Ci fu chi -con un’enfasi anti-nintendiana che va di moda come i pantaloni che cascano lasciando intravedere mutande firmate- decretò spacciato sul nascere il 3ds, la nuova console portatile della grande N che uscì nella primavera del 2011. Il costo eccessivo, le tre dimensioni, il crescente successo dei giochini per smartphone e la mancanza iniziale di grandi titoli indussero al pensiero che questa volta Nintendo avesse fallito proprio laddove sempre eccelse: l’invenzione di dispositivi mobili per videogiocare, dal Game Boy fino al Ds. Inizialmente il 3ds fu davvero un flop, e si prospettavano scenari tragici sul futuro dei creatori di Super Mario. Dopo poche settimane il prezzo del 3ds, che affollava invenduto gli scaffali, calò drasticamente grazie ad uno spericolata, pericolosa, disperata e nipponicamente umile ed eroica inversione di rotta. Dopo qualche mese cominciarono ad arrivare i videogiochi, iniziando dal remake in 3d del memorabile Legend of Zelda Ocarina of Time uscito a suo tempo per Nintendo 64, l’opera che cambiò per sempre la storia dei videogiochi. Malgrado l’eccellenza della trasposizione di un videogame già superlativo a priori, una parte del pubblico e della critica pensò che Nintendo fosse tornata sugli antichi capolavori per mancanza di fantasia e cupidigia. Successivamente giunsero rari e superbi gioielli che amplificarono le vendite e l’amore della stampa specializzata e degli appassionati: da Mario Kart 7 a Resident Evil Revelations, da Kid Icarus a Kingdom Hearts 3D.

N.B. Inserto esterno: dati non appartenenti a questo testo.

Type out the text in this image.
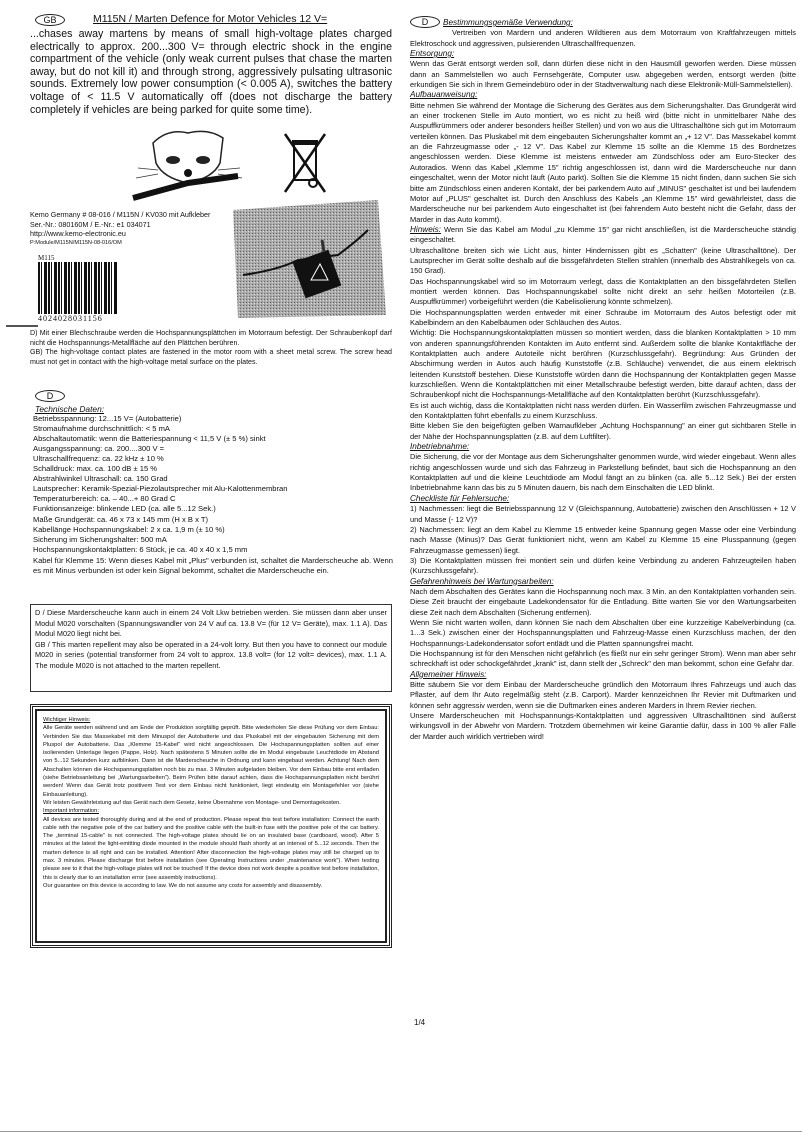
GB	M115N / Marten Defence for Motor Vehicles 12 V=
...chases away martens by means of small high-voltage plates charged electrically to approx. 200...300 V= through electric shock in the engine compartment of the vehicle (only weak current pulses that chase the marten away, but do not kill it) and through strong, aggressively pulsating ultrasonic sounds. Extremely low power consumption (< 0.005 A), switches the battery voltage of < 11.5 V automatically off (does not discharge the battery completely if vehicles are being parked for quite some time).
Kemo Germany # 08-016 / M115N / KV030 mit Aufkleber
Ser.-Nr.: 080160M / E.-Nr.: e1 034071
http://www.kemo-electronic.eu
P:Module/M115N/M115N-08-016/OM
M115
4024028031156
D) Mit einer Blechschraube werden die Hochspannungsplättchen im Motorraum befestigt. Der Schraubenkopf darf nicht die Hochspannungs-Metallfläche auf den Plättchen berühren.
GB) The high-voltage contact plates are fastened in the motor room with a sheet metal screw. The screw head must not get in contact with the high-voltage metal surface on the plates.
D
Technische Daten:
Betriebsspannung: 12...15 V= (Autobatterie)
Stromaufnahme durchschnittlich: < 5 mA
Abschaltautomatik: wenn die Batteriespannung < 11,5 V (± 5 %) sinkt
Ausgangsspannung: ca. 200....300 V =
Ultraschallfrequenz: ca. 22 kHz ± 10 %
Schalldruck: max. ca. 100 dB ± 15 %
Abstrahlwinkel Ultraschall: ca. 150 Grad
Lautsprecher: Keramik-Spezial-Piezolautsprecher mit Alu-Kalottenmembran
Temperaturbereich: ca. – 40...+ 80 Grad C
Funktionsanzeige: blinkende LED (ca. alle 5...12 Sek.)
Maße Grundgerät: ca. 46 x 73 x 145 mm (H x B x T)
Kabellänge Hochspannungskabel: 2 x ca. 1,9 m (± 10 %)
Sicherung im Sicherungshalter: 500 mA
Hochspannungskontaktplatten: 6 Stück, je ca. 40 x 40 x 1,5 mm
Kabel für Klemme 15: Wenn dieses Kabel mit „Plus" verbunden ist, schaltet die Marderscheuche ab. Wenn es mit Minus verbunden ist oder kein Signal bekommt, schaltet die Marderscheuche ein.
D / Diese Marderscheuche kann auch in einem 24 Volt Lkw betrieben werden. Sie müssen dann aber unser Modul M020 vorschalten (Spannungswandler von 24 V auf ca. 13.8 V= (für 12 V= Geräte), max. 1.1 A). Das Modul M020 liegt nicht bei.
GB / This marten repellent may also be operated in a 24-volt lorry. But then you have to connect our module M020 in series (potential transformer from 24 volt to approx. 13.8 volt= (for 12 volt= devices), max. 1.1 A. The module M020 is not attached to the marten repellent.
Wichtiger Hinweis:
Alle Geräte werden während und am Ende der Produktion sorgfältig geprüft. Bitte wiederholen Sie diese Prüfung vor dem Einbau: Verbinden Sie das Massekabel mit dem Minuspol der Autobatterie und das Pluskabel mit der eingebauten Sicherung mit dem Pluspol der Autobatterie. Das „Klemme 15-Kabel" wird nicht angeschlossen. Die Hochspannungsplatten sollten auf einer isolierenden Unterlage liegen (Pappe, Holz). Nach spätestens 5 Minuten sollte die im Modul eingebaute Leuchtdiode im Abstand von 5...12 Sekunden kurz aufblinken. Dann ist die Marderscheuche in Ordnung und kann eingebaut werden. Achtung! Nach dem Abschalten können die Hochspannungsplatten noch bis zu max. 3 Minuten aufgeladen bleiben. Vor dem Einbau bitte erst entladen (siehe Betriebsanleitung bei „Wartungsarbeiten"). Beim Prüfen bitte darauf achten, dass die Hochspannungsplatten nicht berührt werden! Wenn das Gerät trotz positivem Test vor dem Einbau nicht funktioniert, liegt eindeutig ein Montagefehler vor (siehe Einbauanleitung).
Wir leisten Gewährleistung auf das Gerät nach dem Gesetz, keine Übernahme von Montage- und Demontagekosten.
Important information:
All devices are tested thoroughly during and at the end of production. Please repeat this test before installation: Connect the earth cable with the negative pole of the car battery and the positive cable with the built-in fuse with the positive pole of the car battery. The „terminal 15-cable" is not connected. The high-voltage plates should lie on an insulated base (cardboard, wood). After 5 minutes at the latest the light-emitting diode mounted in the module should flash shortly at an interval of 5...12 seconds. Then the marten defence is all right and can be installed. Attention! After disconnection the high-voltage plates may still be charged up to max. 3 minutes. Please discharge first before installation (see Operating Instructions under „maintenance work"). When testing please see to it that the high-voltage plates will not be touched! If the device does not work despite a positive test before installation, this is clearly due to an installation error (see assembly instructions).
Our guarantee on this device is according to law. We do not assume any costs for assembly and disassembly.
D Bestimmungsgemäße Verwendung:
Vertreiben von Mardern und anderen Wildtieren aus dem Motorraum von Kraftfahrzeugen mittels Elektroschock und aggressiven, pulsierenden Ultraschallfrequenzen.
Entsorgung:
Wenn das Gerät entsorgt werden soll, dann dürfen diese nicht in den Hausmüll geworfen werden. Diese müssen dann an Sammelstellen wo auch Fernsehgeräte, Computer usw. abgegeben werden, entsorgt werden (bitte erkundigen Sie sich in Ihrem Gemeindebüro oder in der Stadtverwaltung nach diese Elektronik-Müll-Sammelstellen).
Aufbauanweisung:
Bitte nehmen Sie während der Montage die Sicherung des Gerätes aus dem Sicherungshalter. Das Grundgerät wird an einer trockenen Stelle im Auto montiert, wo es nicht zu heiß wird (bitte nicht in unmittelbarer Nähe des Auspuffkrümmers oder anderer besonders heißer Stellen) und von wo aus die Ultraschalltöne sich gut im Motorraum verteilen können. Das Pluskabel mit dem eingebauten Sicherungshalter kommt an „+ 12 V". Das Massekabel kommt an die Fahrzeugmasse oder „- 12 V". Das Kabel zur Klemme 15 sollte an die Klemme 15 des Bordnetzes angeschlossen werden. Diese Klemme ist meistens entweder am Zündschloss oder am Euro-Stecker des Autoradios. Wenn das Kabel „Klemme 15" richtig angeschlossen ist, dann wird die Marderscheuche nur dann eingeschaltet, wenn der Motor nicht läuft (Auto parkt). Sollten Sie die Klemme 15 nicht finden, dann suchen Sie sich bitte am Zündschloss einen anderen Kontakt, der bei parkendem Auto auf „MINUS" geschaltet ist und bei laufendem Motor auf „PLUS" geschaltet ist. Durch den Anschluss des Kabels „an Klemme 15" wird gewährleistet, dass die Marderscheuche nur bei parkendem Auto eingeschaltet ist (bei fahrendem Auto besteht nicht die Gefahr, dass der Marder in das Auto kommt).
Hinweis: Wenn Sie das Kabel am Modul „zu Klemme 15" gar nicht anschließen, ist die Marderscheuche ständig eingeschaltet.
Ultraschalltöne breiten sich wie Licht aus, hinter Hindernissen gibt es „Schatten" (keine Ultraschalltöne). Der Lautsprecher im Gerät sollte deshalb auf die bissgefährdeten Stellen strahlen (innerhalb des Abstrahlkegels von ca. 150 Grad).
Das Hochspannungskabel wird so im Motorraum verlegt, dass die Kontaktplatten an den bissgefährdeten Stellen montiert werden können. Das Hochspannungskabel sollte nicht direkt an sehr heißen Motorteilen (z.B. Auspuffkrümmer) vorbeigeführt werden (die Kabelisolierung könnte schmelzen).
Die Hochspannungsplatten werden entweder mit einer Schraube im Motorraum des Autos befestigt oder mit Kabelbindern an den Kabelbäumen oder Schläuchen des Autos.
Wichtig: Die Hochspannungskontaktplatten müssen so montiert werden, dass die blanken Kontaktplatten > 10 mm von anderen spannungsführenden Kontakten im Auto entfernt sind. Außerdem sollte die blanke Kontaktfläche der Kontaktplatten auch andere Autoteile nicht berühren (Kurzschlussgefahr). Begründung: Aus Gründen der Abschirmung werden in Autos auch häufig Kunststoffe (z.B. Schläuche) verwendet, die aus einem elektrisch leitenden Kunststoff bestehen. Diese Kunststoffe würden dann die Hochspannung der Kontaktplatten gegen Masse kurzschließen. Wenn die Kontaktplättchen mit einer Metallschraube befestigt werden, bitte darauf achten, dass der Schraubenkopf nicht die Hochspannungs-Metallfläche auf den Kontaktplatten berührt (Kurzschlussgefahr).
Es ist auch wichtig, dass die Kontaktplatten nicht nass werden dürfen. Ein Wasserfilm zwischen Fahrzeugmasse und den Kontaktplatten führt ebenfalls zu einem Kurzschluss.
Bitte kleben Sie den beigefügten gelben Warnaufkleber „Achtung Hochspannung" an einer gut sichtbaren Stelle in der Nähe der Hochspannungsplatten (z.B. auf dem Luftfilter).
Inbetriebnahme:
Die Sicherung, die vor der Montage aus dem Sicherungshalter genommen wurde, wird wieder eingebaut. Wenn alles richtig angeschlossen wurde und sich das Fahrzeug in Parkstellung befindet, baut sich die Hochspannung an den Kontaktplatten auf und die kleine Leuchtdiode am Modul fängt an zu blinken (ca. alle 5...12 Sek.) Bei der ersten Inbetriebnahme kann das bis zu 5 Minuten dauern, bis nach dem Einschalten die LED blinkt.
Checkliste für Fehlersuche:
1) Nachmessen: liegt die Betriebsspannung 12 V (Gleichspannung, Autobatterie) zwischen den Anschlüssen + 12 V und Masse (- 12 V)?
2) Nachmessen: liegt an dem Kabel zu Klemme 15 entweder keine Spannung gegen Masse oder eine Verbindung nach Masse (Minus)? Das Gerät funktioniert nicht, wenn am Kabel zu Klemme 15 eine Plusspannung (gegen Fahrzeugmasse gemessen) liegt.
3) Die Kontaktplatten müssen frei montiert sein und dürfen keine Verbindung zu anderen Fahrzeugteilen haben (Kurzschlussgefahr).
Gefahrenhinweis bei Wartungsarbeiten:
Nach dem Abschalten des Gerätes kann die Hochspannung noch max. 3 Min. an den Kontaktplatten vorhanden sein. Diese Zeit braucht der eingebaute Ladekondensator für die Entladung. Bitte warten Sie vor den Wartungsarbeiten diese Zeit nach dem Abschalten (Sicherung entfernen).
Wenn Sie nicht warten wollen, dann können Sie nach dem Abschalten über eine kurzzeitige Kabelverbindung (ca. 1...3 Sek.) zwischen einer der Hochspannungsplatten und Fahrzeug-Masse einen Kurzschluss machen, der den Hochspannungs-Ladekondensator sofort entlädt und die Platten spannungsfrei macht.
Die Hochspannung ist für den Menschen nicht gefährlich (es fließt nur ein sehr geringer Strom). Wenn man aber sehr schreckhaft ist oder schockgefährdet „krank" ist, dann stellt der „Schreck" den man bekommt, schon eine Gefahr dar.
Allgemeiner Hinweis:
Bitte säubern Sie vor dem Einbau der Marderscheuche gründlich den Motorraum Ihres Fahrzeugs und auch das Pflaster, auf dem Ihr Auto regelmäßig steht (z.B. Carport). Marder kennzeichnen Ihr Revier mit Duftmarken und können sehr aggressiv werden, wenn sie die Duftmarken eines anderen Marders in Ihrem Revier riechen.
Unsere Marderscheuchen mit Hochspannungs-Kontaktplatten und aggressiven Ultraschalltönen sind äußerst wirkungsvoll in der Abwehr von Mardern. Trotzdem übernehmen wir keine Garantie dafür, dass in 100 % aller Fälle der Marder auch wirklich vertrieben wird!
1/4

Oggi sono diffusi milioni e milioni di 3ds e questa piattaforma si può considerare la migliore console esistente per la qualità dei videogame che ospita, paragonabile solo alla Playstation 3 degli ultimi due anni. Il 2013 del 3ds è stato una continua meraviglia: Luigi’s Mansion 2, Fire Emblem Awakening, Monster Hunter Ultimate, Animal Crossing New Leaf, Mario & Luigi Dream Team, Bravely Default e, soprattutto, Legend of Zelda A Link Between Worlds, seguito spirituale e rivoluzionario di A Link to The Past, che uscì nel 1992 per quell’insuperata scatola degli incanti che fu il Super Nes.

A Link Between World è un videogame sul ricordo, che gioca con la storia della saga ma soprattutto con la memoria della generazione che l’ha vissuta. Milioni di persone hanno giocato nel tempo A Link To The Past e a questo popolo di “viaggiatori” A Link Between World causerà le emozioni più potenti, sebbene sia anche un ideale punto di partenza per un neofita.

L’intreccio sentimentale con l’esperienza di chi intraprese e portò a compimento l’avventura di A Link to The Past non relega tuttavia l’ultimo Zelda entro i confini dell’operazione nostalgica perché è proprio quando la nuova Leggenda abbraccia i ricordi del giocatore che, nello stesso tempo, gli sussurra un addio, scagliandolo con forza in un imprevisto, misterioso e quasi spaventoso futuro. Una cosa che ogni fittizia avventura -che sia letteraria, cinematografica o virtuale- dovrebbe fare, causando sgomento, timore e desiderio in chi vi è coinvolto.

Per salvare ancora una volta il mondo dal male Link viaggia da Hyrule al tetro universo parallelo di Lorule grazie ad un affascinante potere: quello di trasformarsi in una affresco che gli fa utilizzare la superficie di mura, legni e roccia per muoversi in una dimensione bidimensionale e penetrare strani varchi. Ma le possibilità sono molte e questo potere sarà fondamentale per procedere nel gioco con un utilizzo vario che richiede immaginazione, logica e creatività. Inoltre ci è concessa una libertà d’esplorazione inedita che alimenta il senso di incertezza e scoperta. C’è anche una delle missioni secondarie più esaltanti e gratificanti della saga cominciata nel 1986 : ritrovare tutti i 100 cuccioli di Maiamai, tenerissimi pseudo-paguretti, sparsi per i due mondi.

“Vedendo posti mai visti, attraverso una porta spalancata su una vita già vissuta”, cantarono gli Ultravox nel 1984 in Man of Two Worlds. Involontaria sintesi poetica e musicale, dal passato, di Legend of Zelda a Link Beetween Worlds.